We now know that a Benjamin Pool was the father of a Benjamin Pool, Jr., although there seems to be a dearth of information on the elder Benjamin Pool. One constantly sees the Joseph Pool from Bucks Co. identified as the father of the Benjamin Pool in Loudoun Co., yet Geri Brennan's list of the children of Joseph Pool, in the same posting which mentions Ann Williams Pool's marriage to William Jones, does not include a Benjamin. I haven't finished looking into Joseph Pool's progeny, since there is such an ocean of consistent information which does include a son, Benjamin, but I wonder if someone merely assumed Joseph to be the father, given his well-documented presence in Bucks Co., the fact that he married a Janney, when the Janneys were such prominent early settlers in the North Neck of Virginia, and the absence of documentation regarding a Benjamin Pool as an alternative father. I also have been unable to locate the actual will of Ann Allen Ewers Harton Williams, although someone with a private family tree on Ancestry apparently has at least an abstract. That will, presumably written in the 1760s, might mention William Jones and/or his children, thereby confirming that Ann Williams really was one of his wives.

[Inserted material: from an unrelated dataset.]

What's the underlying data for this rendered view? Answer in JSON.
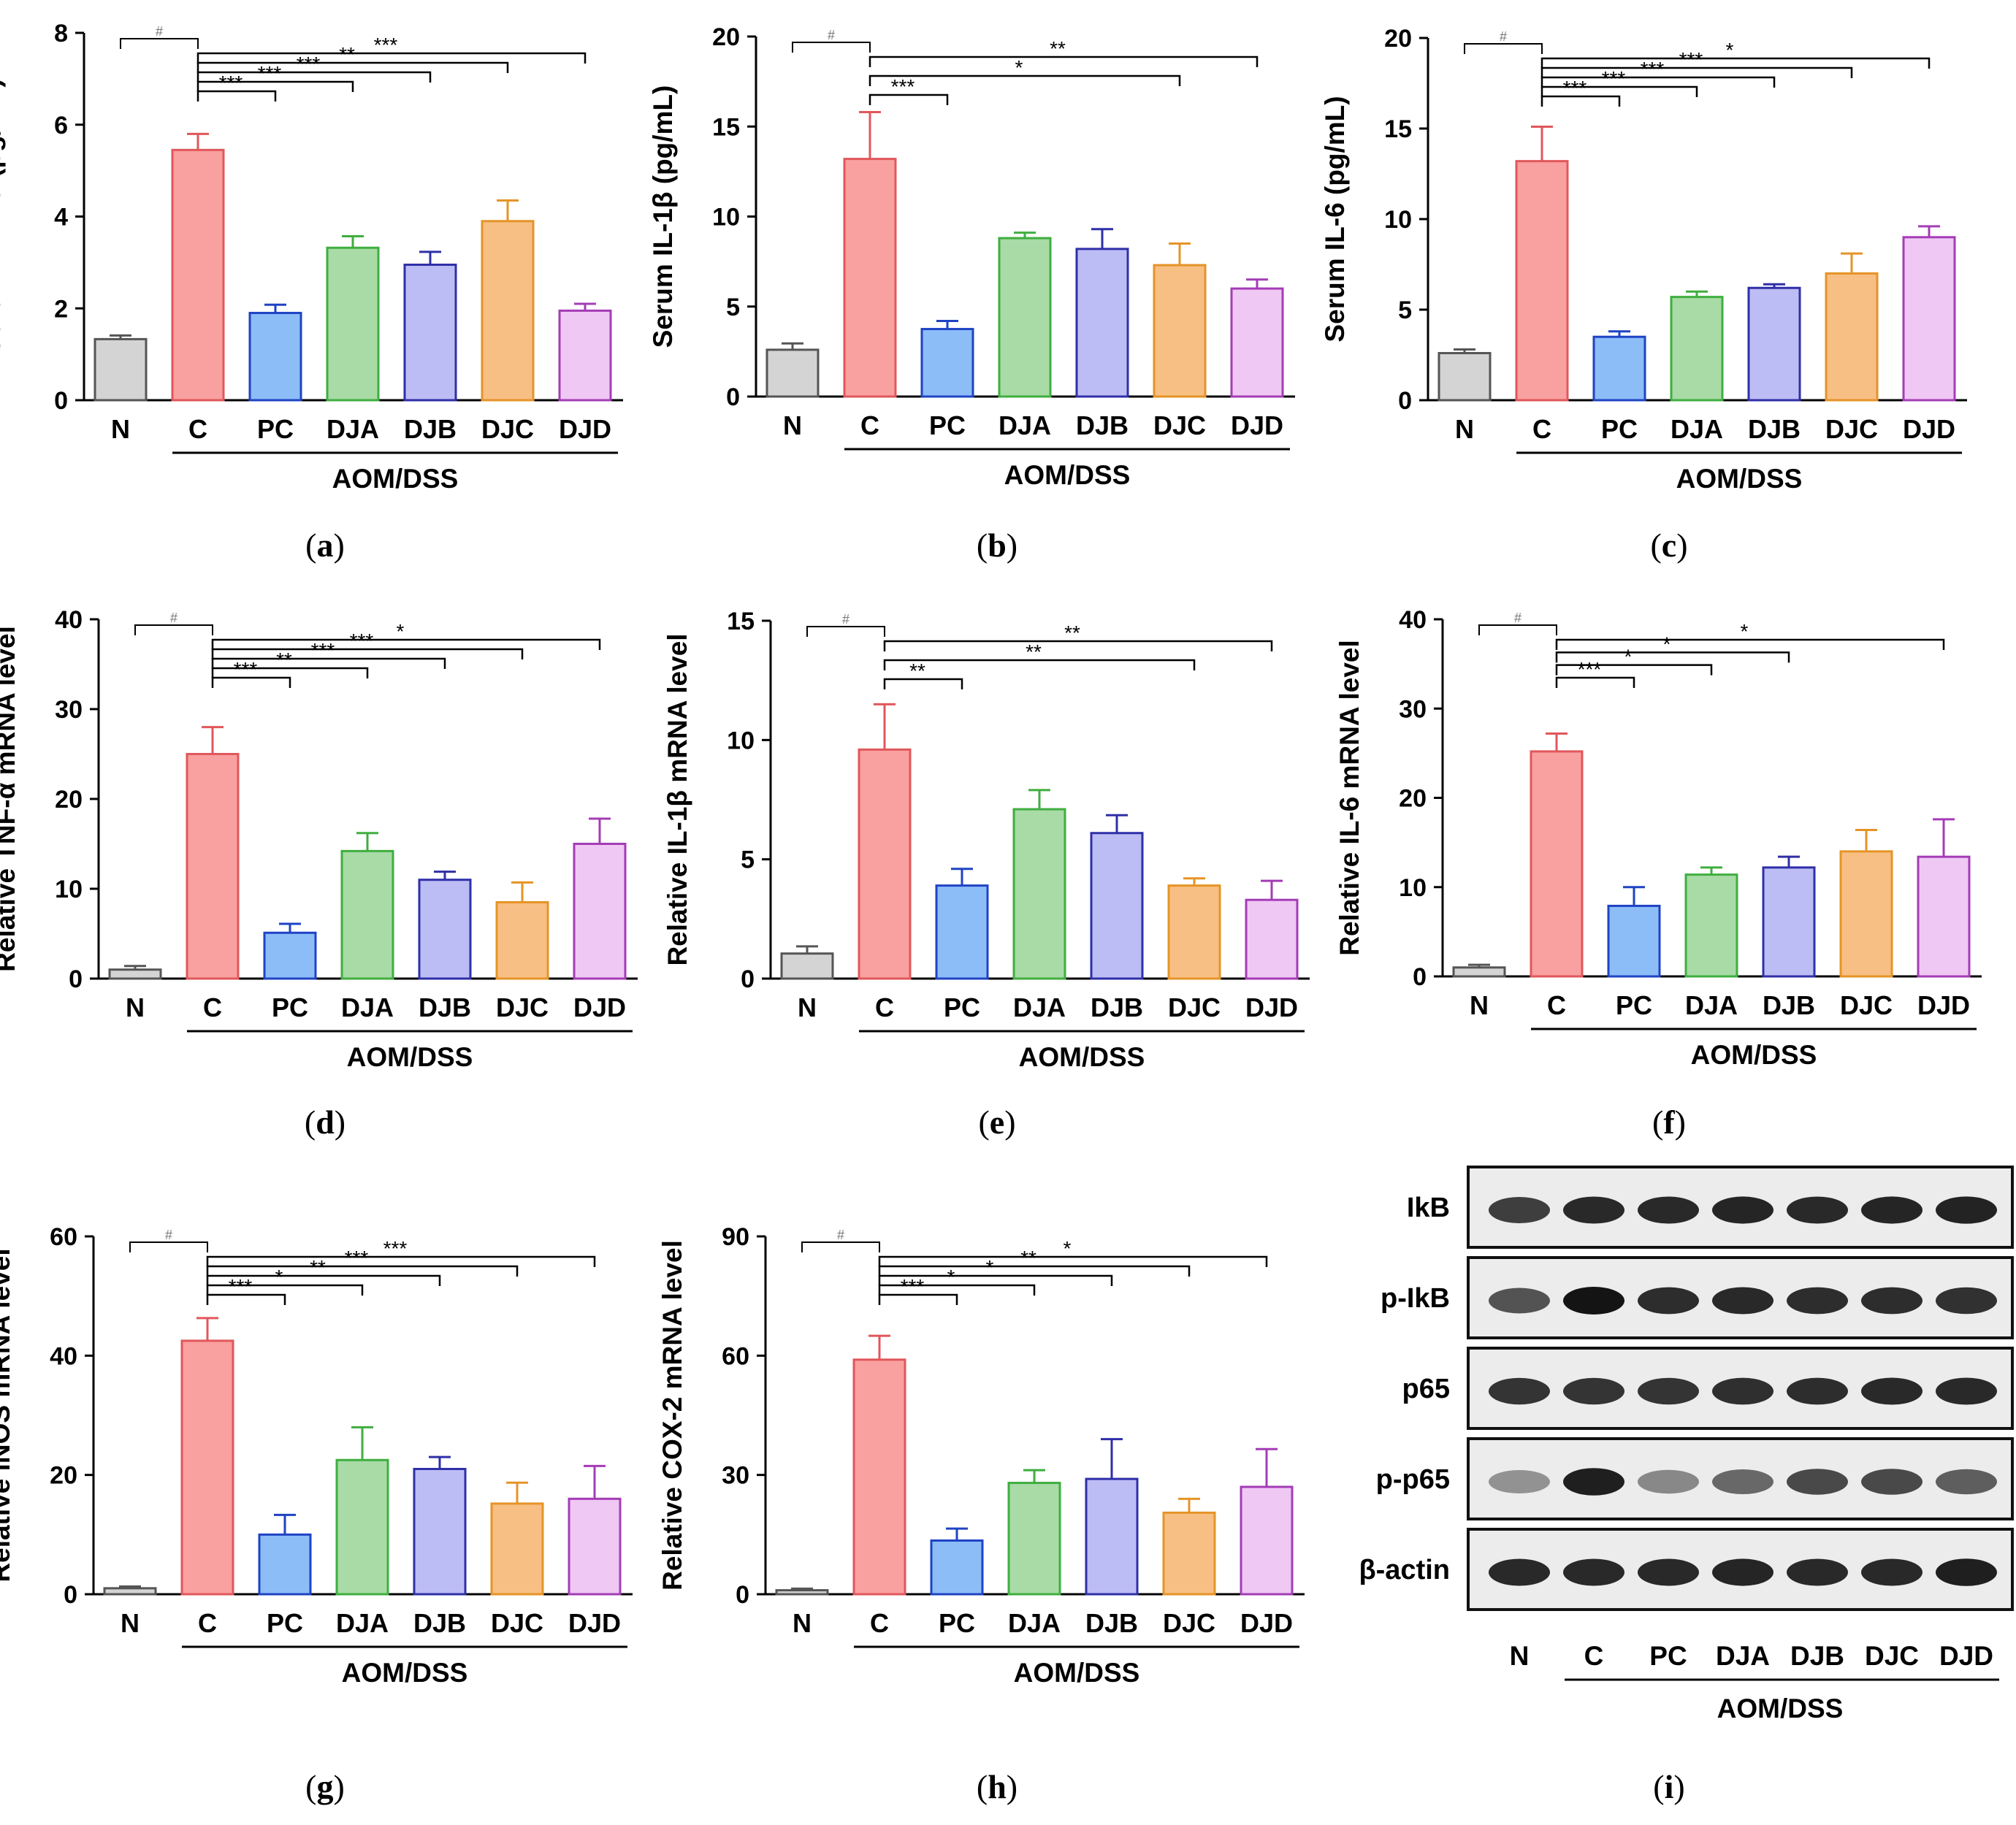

I have found an Elisabeth Pool listed in a 1768 list of residents of Buckingham Twp., Bucks Co, showing she had no property or cows, but only one horse. This might indicate that she never left the area. But the Benjamin Pool of Loudoun Co., had a daughter, Hannah, who married a nephew of William Jones, Enos Williams, son of Richard WIlliams and Margaret Jones of Bucks Co., PA and Loudoun Co., VA.
As always, I welcome any input that anyone can provide. I haven't provided citations to sources for the above, since I find it way too tedious to find and insert them as I write, mostly from memory, but I do have documentation for everything I have said here and would be happy to provide it to anyone who's interested.